Sindhu Bairavi Kacheri Arambam is a 2025 Indian Tamil-language romantic drama television series starring Pavithra B. Naik, alongside Dhiraviam Rajakumaran, Aarthi Subash and Anandha Krishnan. The series is produced by Rajavelu under the banner of A Tele Factory. It premiered on Star Vijay from 20 January 2025 and ended on 14 August 2026. It is also available on the digital platform JioHotstar. The show is also dubbed into Malayalam as Sindhu Bhairavi on Asianet from 8 June 2026.

== Plot ==
The series follows the story of two sisters, Sindhu and Bairavi. Sindhu falls in love with Siva, who initially rejects her, yet circumstances force them into marriage. On the wedding day, Sindhu deceives Siva into completing the marriage ceremony, while Bairavi is compelled to marry Aarumugam for the sake of family honor. The narrative explores the lives of these four individuals as they navigate marriages entered into against their will.

==Cast==
===Main===
- Pavithra B. Naik as Sindhu Siva: Siva's wife and love interest and Bairavi's sister.
- Dhiraviam Rajakumaran as Dr. Siva: Sindhu's husband and love interest, Mahalakshmi's son, and Sneha's ex lover.
- Aarthi Subash as Bairavi Aarumugam: Aarumugam's wife and love interest and Sindhu's sister, Sanjay's one sided obsession.
- Anandha Krishnan as Aarumugam: Bairavi's husband and love interest, Annapoorani's son, and Gayathri's brother.

===Recurring===
- Sumalatha Madhan as Annapoorani: Mahalakshmi and Isacci's sister; Aarumugam and Gayathri's mother
- Gaayathri Krishnan → Neepa Siva as Mahalakshmi: Annapoorani and Isakki's sister,Siva and Aishu's mother
- Ramesh as Vasudevan: Siva and Aishu's father
- Sahana Shetty as Gayathri; Isacci's wife, Annapoorani's daughter, Aarumugam's sister.
- Anitha Venkat as Saradha: Sindhu and Bairavi's mother
- Jeganathan as Sathyaraj: Sindhu and Bairavi's father.
- Lailaa as Aishwariya "Aishu": Mahalakshmi's daughter. Siva's sister.
- Suganya Vish as Sneha: Siva's ex-lover
- Nimesh Sagar as DSP Sanjay: Bairavi's love interest
- --- as Devaraj: Sneha's father
- Praveen Devasagayam (2025) → Aron Sanjay (Oct.2025–2026) as Isacci: Gayathri's husband, Annapoorani and Mahalakshmi's brother
- Vasu Vikram as Rajakili
- Ambika as Lawyer Ambika
- Sanjay Shankar as Raghu
- --- as Devaki
- --- as Swathi

== Production ==
=== Development ===
The show was produced by Rajavelu under the banner of A Tele Factory. The series was directed by Chellamma fame Francis Kathiravan.

===Casting===
After Eeramana Rojave 2, Dhiraviam Rajakumaran made a comeback through this series as "Siva", whilst newcomer actress Pavithra B. Naik was cast in the female lead role of Sindhu after her notable performances in Telugu serial Nuvvu Nenu Prema. Actor Anandha Krishnan was cast in second male lead as Aarumugam, his notable performances in Sivagami. Initially, actress Raveena Daha was chosen and approached to play the another female lead but after first promo release, she left resulting in Aarthi Subash to play the role as Bairavi.

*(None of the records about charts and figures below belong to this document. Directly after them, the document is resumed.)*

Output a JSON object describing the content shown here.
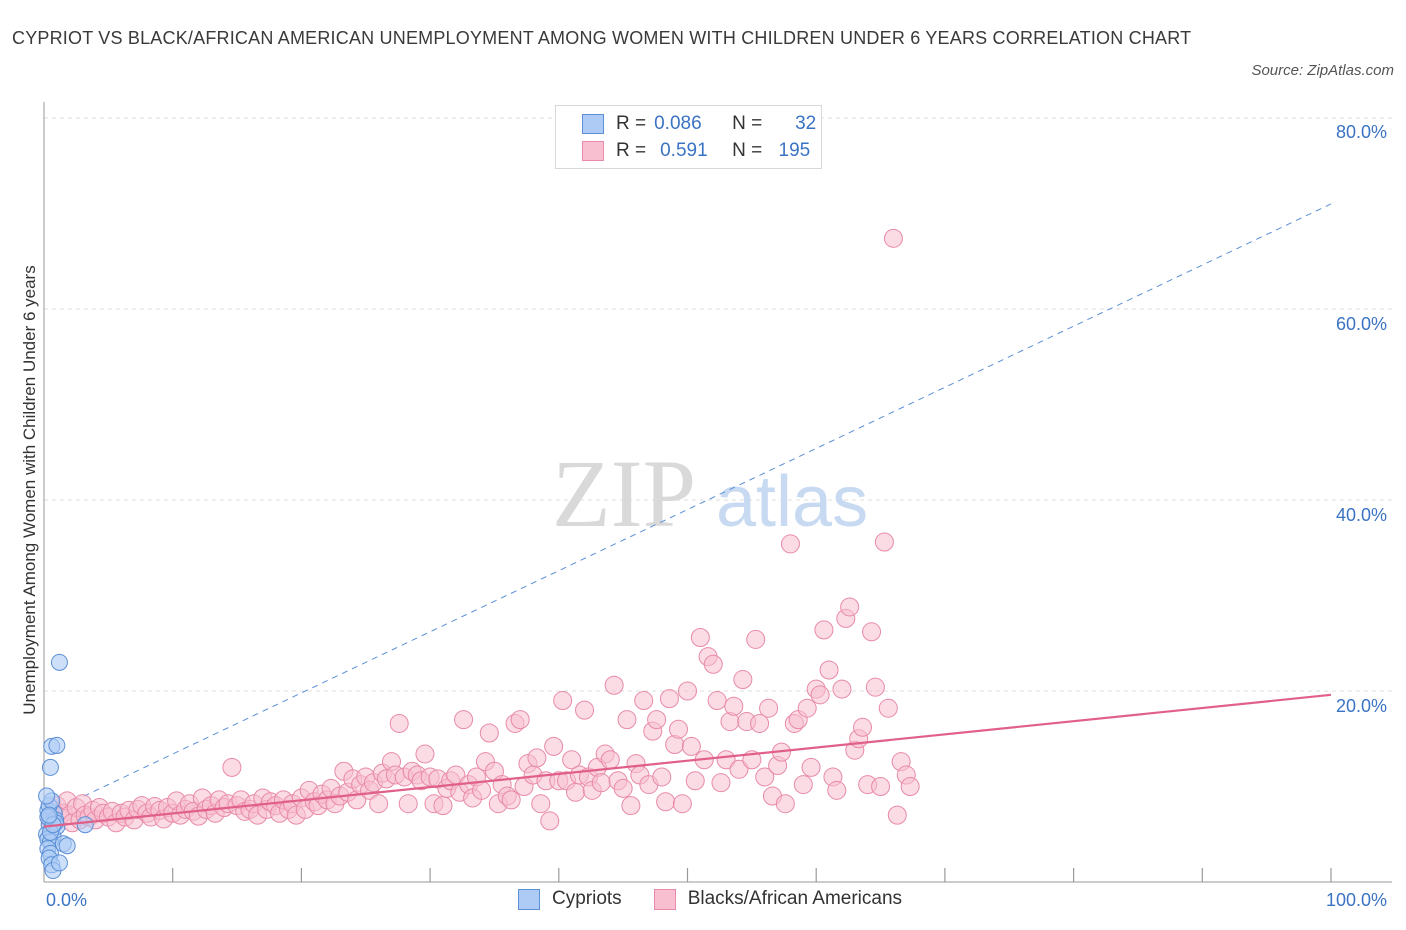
{
  "header": {
    "title": "CYPRIOT VS BLACK/AFRICAN AMERICAN UNEMPLOYMENT AMONG WOMEN WITH CHILDREN UNDER 6 YEARS CORRELATION CHART",
    "source": "Source: ZipAtlas.com"
  },
  "watermark": {
    "zip": "ZIP",
    "atlas": "atlas"
  },
  "legend": {
    "rows": [
      {
        "r_label": "R =",
        "r_value": "0.086",
        "n_label": "N =",
        "n_value": "32",
        "color": "#aecbf5"
      },
      {
        "r_label": "R =",
        "r_value": "0.591",
        "n_label": "N =",
        "n_value": "195",
        "color": "#f7bfd0"
      }
    ]
  },
  "colors": {
    "cypriot_fill": "#aecbf5",
    "cypriot_stroke": "#5b8fd6",
    "black_fill": "#f7bfd0",
    "black_stroke": "#e88aa8",
    "black_trend": "#e0608a",
    "cypriot_trend": "#5b8fd6",
    "tick_label": "#3b73c4"
  },
  "chart_data": {
    "type": "scatter",
    "title": "CYPRIOT VS BLACK/AFRICAN AMERICAN UNEMPLOYMENT AMONG WOMEN WITH CHILDREN UNDER 6 YEARS CORRELATION CHART",
    "xlabel": "",
    "ylabel": "Unemployment Among Women with Children Under 6 years",
    "xlim": [
      0,
      100
    ],
    "ylim": [
      0,
      80
    ],
    "x_tick_labels": [
      "0.0%",
      "100.0%"
    ],
    "y_tick_labels": [
      "20.0%",
      "40.0%",
      "60.0%",
      "80.0%"
    ],
    "y_ticks": [
      20,
      40,
      60,
      80
    ],
    "grid": "horizontal dashed",
    "legend_position": "top-center",
    "series": [
      {
        "name": "Cypriots",
        "R": 0.086,
        "N": 32,
        "trend": {
          "style": "dashed",
          "x": [
            0,
            100
          ],
          "y": [
            7.0,
            71.0
          ]
        },
        "points": [
          [
            0.3,
            7.5
          ],
          [
            0.5,
            6.8
          ],
          [
            0.4,
            6.0
          ],
          [
            0.6,
            5.5
          ],
          [
            0.2,
            5.0
          ],
          [
            0.7,
            4.8
          ],
          [
            0.3,
            4.5
          ],
          [
            0.5,
            4.2
          ],
          [
            0.8,
            7.2
          ],
          [
            0.4,
            8.0
          ],
          [
            0.6,
            8.5
          ],
          [
            0.2,
            9.0
          ],
          [
            0.9,
            6.5
          ],
          [
            1.0,
            5.8
          ],
          [
            0.3,
            3.5
          ],
          [
            0.5,
            3.0
          ],
          [
            0.4,
            2.5
          ],
          [
            0.6,
            1.8
          ],
          [
            0.7,
            1.2
          ],
          [
            0.5,
            12.0
          ],
          [
            0.6,
            14.2
          ],
          [
            1.0,
            14.3
          ],
          [
            1.2,
            23.0
          ],
          [
            1.5,
            4.0
          ],
          [
            1.8,
            3.8
          ],
          [
            1.2,
            2.0
          ],
          [
            0.9,
            6.2
          ],
          [
            0.3,
            6.8
          ],
          [
            0.5,
            5.2
          ],
          [
            0.7,
            6.0
          ],
          [
            3.2,
            6.0
          ],
          [
            0.4,
            7.0
          ]
        ]
      },
      {
        "name": "Blacks/African Americans",
        "R": 0.591,
        "N": 195,
        "trend": {
          "style": "solid",
          "x": [
            0,
            100
          ],
          "y": [
            5.8,
            19.6
          ]
        },
        "points": [
          [
            0.5,
            6.5
          ],
          [
            0.8,
            7.5
          ],
          [
            1.0,
            8.0
          ],
          [
            1.2,
            6.8
          ],
          [
            1.5,
            7.2
          ],
          [
            1.8,
            8.5
          ],
          [
            2.0,
            7.0
          ],
          [
            2.2,
            6.2
          ],
          [
            2.5,
            7.8
          ],
          [
            2.8,
            6.5
          ],
          [
            3.0,
            8.2
          ],
          [
            3.2,
            7.0
          ],
          [
            3.5,
            6.8
          ],
          [
            3.8,
            7.5
          ],
          [
            4.0,
            6.5
          ],
          [
            4.3,
            7.8
          ],
          [
            4.6,
            7.2
          ],
          [
            5.0,
            6.8
          ],
          [
            5.3,
            7.4
          ],
          [
            5.6,
            6.2
          ],
          [
            6.0,
            7.2
          ],
          [
            6.3,
            6.8
          ],
          [
            6.6,
            7.5
          ],
          [
            7.0,
            6.5
          ],
          [
            7.3,
            7.6
          ],
          [
            7.6,
            8.0
          ],
          [
            8.0,
            7.2
          ],
          [
            8.3,
            6.8
          ],
          [
            8.6,
            7.9
          ],
          [
            9.0,
            7.5
          ],
          [
            9.3,
            6.6
          ],
          [
            9.6,
            7.8
          ],
          [
            10.0,
            7.2
          ],
          [
            10.3,
            8.5
          ],
          [
            10.6,
            7.0
          ],
          [
            11.0,
            7.6
          ],
          [
            11.3,
            8.2
          ],
          [
            11.6,
            7.4
          ],
          [
            12.0,
            6.9
          ],
          [
            12.3,
            8.8
          ],
          [
            12.6,
            7.6
          ],
          [
            13.0,
            8.0
          ],
          [
            13.3,
            7.2
          ],
          [
            13.6,
            8.6
          ],
          [
            14.0,
            7.8
          ],
          [
            14.3,
            8.2
          ],
          [
            14.6,
            12.0
          ],
          [
            15.0,
            8.0
          ],
          [
            15.3,
            8.6
          ],
          [
            15.6,
            7.4
          ],
          [
            16.0,
            7.6
          ],
          [
            16.3,
            8.2
          ],
          [
            16.6,
            7.0
          ],
          [
            17.0,
            8.8
          ],
          [
            17.3,
            7.6
          ],
          [
            17.6,
            8.4
          ],
          [
            18.0,
            8.0
          ],
          [
            18.3,
            7.2
          ],
          [
            18.6,
            8.6
          ],
          [
            19.0,
            7.6
          ],
          [
            19.3,
            8.2
          ],
          [
            19.6,
            7.0
          ],
          [
            20.0,
            8.8
          ],
          [
            20.3,
            7.6
          ],
          [
            20.6,
            9.6
          ],
          [
            21.0,
            8.4
          ],
          [
            21.3,
            8.0
          ],
          [
            21.6,
            9.2
          ],
          [
            22.0,
            8.6
          ],
          [
            22.3,
            9.8
          ],
          [
            22.6,
            8.2
          ],
          [
            23.0,
            9.0
          ],
          [
            23.3,
            11.6
          ],
          [
            23.6,
            9.4
          ],
          [
            24.0,
            10.8
          ],
          [
            24.3,
            8.6
          ],
          [
            24.6,
            10.2
          ],
          [
            25.0,
            11.0
          ],
          [
            25.3,
            9.6
          ],
          [
            25.6,
            10.4
          ],
          [
            26.0,
            8.2
          ],
          [
            26.3,
            11.4
          ],
          [
            26.6,
            10.8
          ],
          [
            27.0,
            12.6
          ],
          [
            27.3,
            11.2
          ],
          [
            27.6,
            16.6
          ],
          [
            28.0,
            11.0
          ],
          [
            28.3,
            8.2
          ],
          [
            28.6,
            11.6
          ],
          [
            29.0,
            11.2
          ],
          [
            29.3,
            10.6
          ],
          [
            29.6,
            13.4
          ],
          [
            30.0,
            11.0
          ],
          [
            30.3,
            8.2
          ],
          [
            30.6,
            10.8
          ],
          [
            31.0,
            8.0
          ],
          [
            31.3,
            9.8
          ],
          [
            31.6,
            10.6
          ],
          [
            32.0,
            11.2
          ],
          [
            32.3,
            9.4
          ],
          [
            32.6,
            17.0
          ],
          [
            33.0,
            10.2
          ],
          [
            33.3,
            8.8
          ],
          [
            33.6,
            11.0
          ],
          [
            34.0,
            9.6
          ],
          [
            34.3,
            12.6
          ],
          [
            34.6,
            15.6
          ],
          [
            35.0,
            11.6
          ],
          [
            35.3,
            8.2
          ],
          [
            35.6,
            10.2
          ],
          [
            36.0,
            9.0
          ],
          [
            36.3,
            8.6
          ],
          [
            36.6,
            16.6
          ],
          [
            37.0,
            17.0
          ],
          [
            37.3,
            10.0
          ],
          [
            37.6,
            12.4
          ],
          [
            38.0,
            11.2
          ],
          [
            38.3,
            13.0
          ],
          [
            38.6,
            8.2
          ],
          [
            39.0,
            10.6
          ],
          [
            39.3,
            6.4
          ],
          [
            39.6,
            14.2
          ],
          [
            40.0,
            10.6
          ],
          [
            40.3,
            19.0
          ],
          [
            40.6,
            10.6
          ],
          [
            41.0,
            12.8
          ],
          [
            41.3,
            9.4
          ],
          [
            41.6,
            11.2
          ],
          [
            42.0,
            18.0
          ],
          [
            42.3,
            11.0
          ],
          [
            42.6,
            9.6
          ],
          [
            43.0,
            12.0
          ],
          [
            43.3,
            10.4
          ],
          [
            43.6,
            13.4
          ],
          [
            44.0,
            12.8
          ],
          [
            44.3,
            20.6
          ],
          [
            44.6,
            10.6
          ],
          [
            45.0,
            9.8
          ],
          [
            45.3,
            17.0
          ],
          [
            45.6,
            8.0
          ],
          [
            46.0,
            12.4
          ],
          [
            46.3,
            11.2
          ],
          [
            46.6,
            19.0
          ],
          [
            47.0,
            10.2
          ],
          [
            47.3,
            15.8
          ],
          [
            47.6,
            17.0
          ],
          [
            48.0,
            11.0
          ],
          [
            48.3,
            8.4
          ],
          [
            48.6,
            19.2
          ],
          [
            49.0,
            14.4
          ],
          [
            49.3,
            16.0
          ],
          [
            49.6,
            8.2
          ],
          [
            50.0,
            20.0
          ],
          [
            50.3,
            14.2
          ],
          [
            50.6,
            10.6
          ],
          [
            51.0,
            25.6
          ],
          [
            51.3,
            12.8
          ],
          [
            51.6,
            23.6
          ],
          [
            52.0,
            22.8
          ],
          [
            52.3,
            19.0
          ],
          [
            52.6,
            10.4
          ],
          [
            53.0,
            12.8
          ],
          [
            53.3,
            16.8
          ],
          [
            53.6,
            18.4
          ],
          [
            54.0,
            11.8
          ],
          [
            54.3,
            21.2
          ],
          [
            54.6,
            16.8
          ],
          [
            55.0,
            12.8
          ],
          [
            55.3,
            25.4
          ],
          [
            55.6,
            16.6
          ],
          [
            56.0,
            11.0
          ],
          [
            56.3,
            18.2
          ],
          [
            56.6,
            9.0
          ],
          [
            57.0,
            12.2
          ],
          [
            57.3,
            13.6
          ],
          [
            57.6,
            8.2
          ],
          [
            58.0,
            35.4
          ],
          [
            58.3,
            16.6
          ],
          [
            58.6,
            17.0
          ],
          [
            59.0,
            10.2
          ],
          [
            59.3,
            18.2
          ],
          [
            59.6,
            12.0
          ],
          [
            60.0,
            20.2
          ],
          [
            60.3,
            19.6
          ],
          [
            60.6,
            26.4
          ],
          [
            61.0,
            22.2
          ],
          [
            61.3,
            11.0
          ],
          [
            61.6,
            9.6
          ],
          [
            62.0,
            20.2
          ],
          [
            62.3,
            27.6
          ],
          [
            62.6,
            28.8
          ],
          [
            63.0,
            13.8
          ],
          [
            63.3,
            15.0
          ],
          [
            63.6,
            16.2
          ],
          [
            64.0,
            10.2
          ],
          [
            64.3,
            26.2
          ],
          [
            64.6,
            20.4
          ],
          [
            65.0,
            10.0
          ],
          [
            65.3,
            35.6
          ],
          [
            65.6,
            18.2
          ],
          [
            66.0,
            67.4
          ],
          [
            66.3,
            7.0
          ],
          [
            66.6,
            12.6
          ],
          [
            67.0,
            11.2
          ],
          [
            67.3,
            10.0
          ]
        ]
      }
    ]
  }
}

Actor Praveen Devasagayam was cast as Isacci, but in October 2025, Praveen quit the series to participate in Bigg Boss Tamil season 9, so he was replaced by actor Aron Sanjay.

== Controversy ==
Actress Raveena Daha was initially selected to play the role of Bhairavi in the serial, and the first series promo of her performance was released. But she suddenly left the series for unknown reasons. Following her departure, reports emerged suggesting that she had been issued a 'red card', potentially barring her from acting in future television shows and serials. As a result, she was unable to participate in the 'Chinnathirai Nadigar Sangam' election.

== Broadcast history ==
It began airing on Star Vijay on 20 January 2025 from Monday to Friday at 22:00 (IST), replacing Naagin. Starting on 20 April 2026, it shifted to the afternoon slot at 19:00 (IST). Again, it was shifted to 6:00 PM from 20 April 2026.